Plunging into the human world for me was kind of like a human searching for that newly discovered species of giant squid that drags divers down into the depths of the sea. It’s a crazy, mysterious endeavor that shouldn’t be attempted by everyone because of how dangerous it is. It shouldn’t even have crossed my mind, I mean God created an entire firmament for us to dwell and it still wasn’t enough for me.
Against His word I took blasphemous peeks at the world and living things He created after us. They were like us in some ways yet so incredibly different. They starved, they mourned, they suffered and it was all so overwhelmingly beautiful. The craving for it all struck my heart so heavy I wept. I wanted to taste the pain for myself.
The other angels scolded me and demanded I repent before our Father heard my sacrilegious thoughts, but the fount was open and there was no hope of it being forced close. I thought that if I could sneak down to Earth and talk with a single human being, I would be sated and that would be the end of it.
The moment I went to breach the firmament and find my way down to Earth, there was a bright flash of light and a voice so loud it shook the stars. “Belial, my child, you have shamed me. I hereby strip you of your wings, and curse you to spend 1,000 years as the human creature you are so curious about.”
500 years ago I woke up in a desert in Egypt, my back bleeding from where my wings had been ripped out. There were legends of other fallen angels, who had been dealt a similar fate and turned their backs on heaven forever, but we asked for this, and so I was determined to make the most of my punishment and then head happily home.
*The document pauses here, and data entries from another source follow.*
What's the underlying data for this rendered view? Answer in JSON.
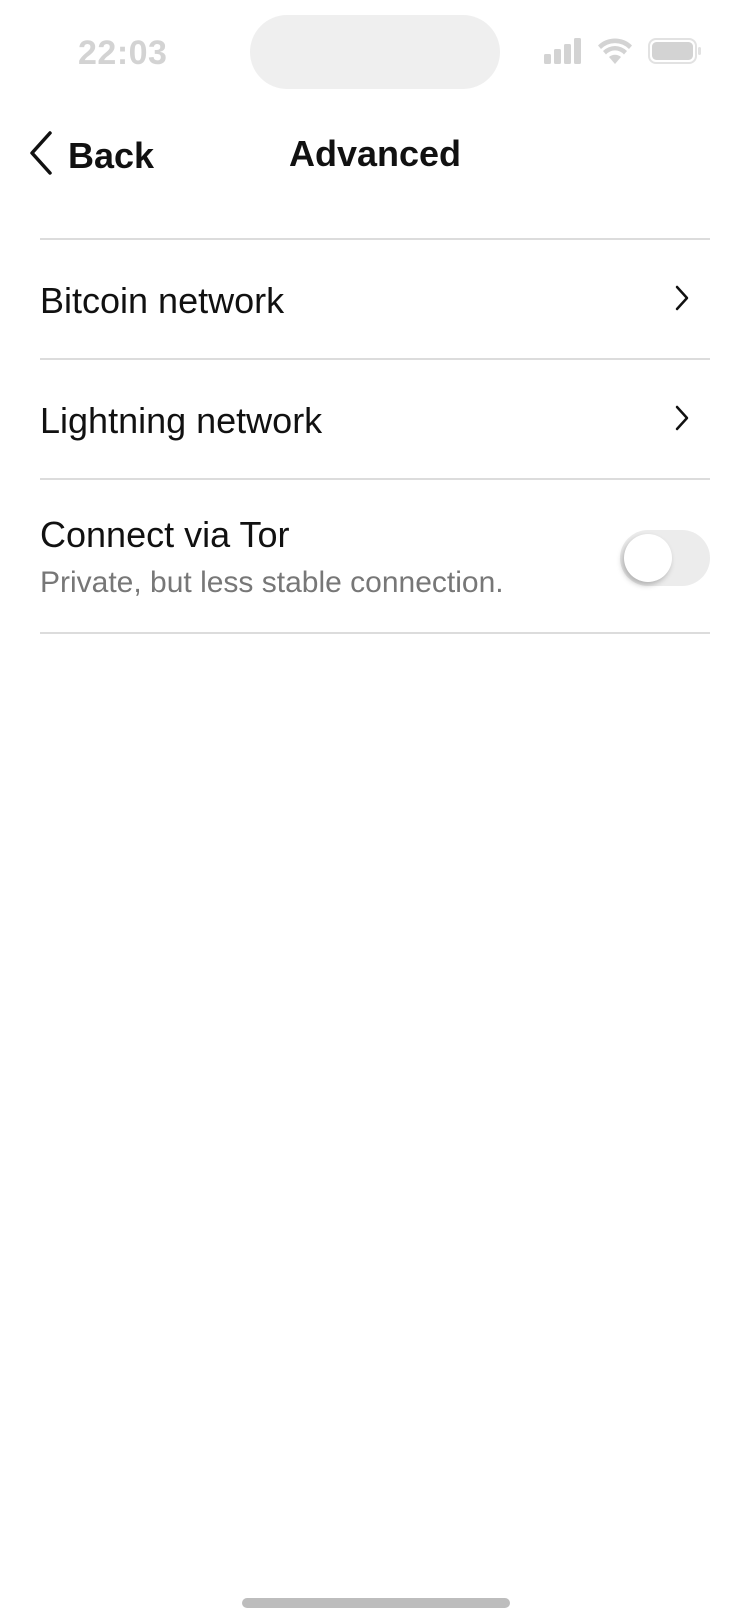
{
  "status_bar": {
    "time": "22:03",
    "icons": [
      "cellular-signal-icon",
      "wifi-icon",
      "battery-icon"
    ]
  },
  "nav": {
    "back_label": "Back",
    "title": "Advanced",
    "back_icon": "chevron-left-icon"
  },
  "settings": {
    "items": [
      {
        "label": "Bitcoin network",
        "icon": "chevron-right-icon"
      },
      {
        "label": "Lightning network",
        "icon": "chevron-right-icon"
      },
      {
        "label": "Connect via Tor",
        "subtitle": "Private, but less stable connection.",
        "toggle_on": false
      }
    ]
  },
  "colors": {
    "text": "#111111",
    "secondary_text": "#777777",
    "divider": "#dcdcdc",
    "toggle_off": "#ececec",
    "status_gray": "#d3d3d3"
  }
}
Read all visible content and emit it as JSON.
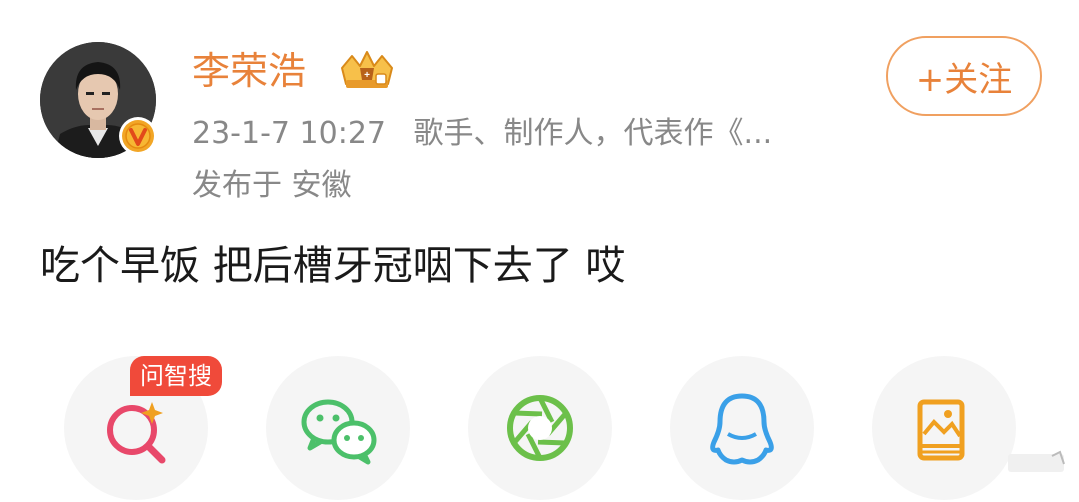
{
  "post": {
    "author": {
      "name": "李荣浩",
      "avatar_icon": "user-avatar",
      "verified_icon": "verified-v-badge-icon",
      "crown_icon": "crown-icon"
    },
    "follow_label": "+关注",
    "time": "23-1-7 10:27",
    "description": "歌手、制作人，代表作《...",
    "location": "发布于 安徽",
    "text": "吃个早饭 把后槽牙冠咽下去了 哎"
  },
  "share": {
    "badge": "问智搜",
    "items": [
      {
        "icon": "search-ai-icon",
        "color": "#e8486a"
      },
      {
        "icon": "wechat-icon",
        "color": "#4cc06a"
      },
      {
        "icon": "moments-icon",
        "color": "#6cc04a"
      },
      {
        "icon": "qq-icon",
        "color": "#3aa0e8"
      },
      {
        "icon": "album-icon",
        "color": "#f0a020"
      }
    ]
  },
  "colors": {
    "accent": "#e8823a",
    "meta_text": "#888888",
    "badge_red": "#f04a3a"
  }
}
I traveled to countless cities, using various names and getting to know as many people as I could.
Some were impressive, others were cruel but they were all interesting and I kept track of them all in a leather bound journal. In the last century or so I discovered that I had a particular gift for the arts, and I began taking lessons to improve my painting skills. I branched out from paint to charcoal, oil pastels and even this delightful invention known as the prismacolor pencil. Art was the closest thing to being back in heaven that I’d found on Earth.
I decided to become more proactive with my gift, enrolling in the small but well-funded St. Lori’s School for the Modeling Arts. My original intent was to draw the clothing designs that the sewing students would put together, but even in my current body the human females fawned over me and insisted I wear the clothes. Delorobia was the name I had chosen this time, and I had somehow been pressured into something they called a “fashion show”.
The girls in my design class giggled as they slipped me into the all-white ensemble and I let them. I was feeling a bit silly making my way down the runway, with my hands crammed into my pockets to avoid the nasty habit I had of fidgeting when I wasn’t holding a pencil. I paused at the end the way the girls had instructed me to when I saw him for the first time—the boy with the blonde hair who would change my existence forever.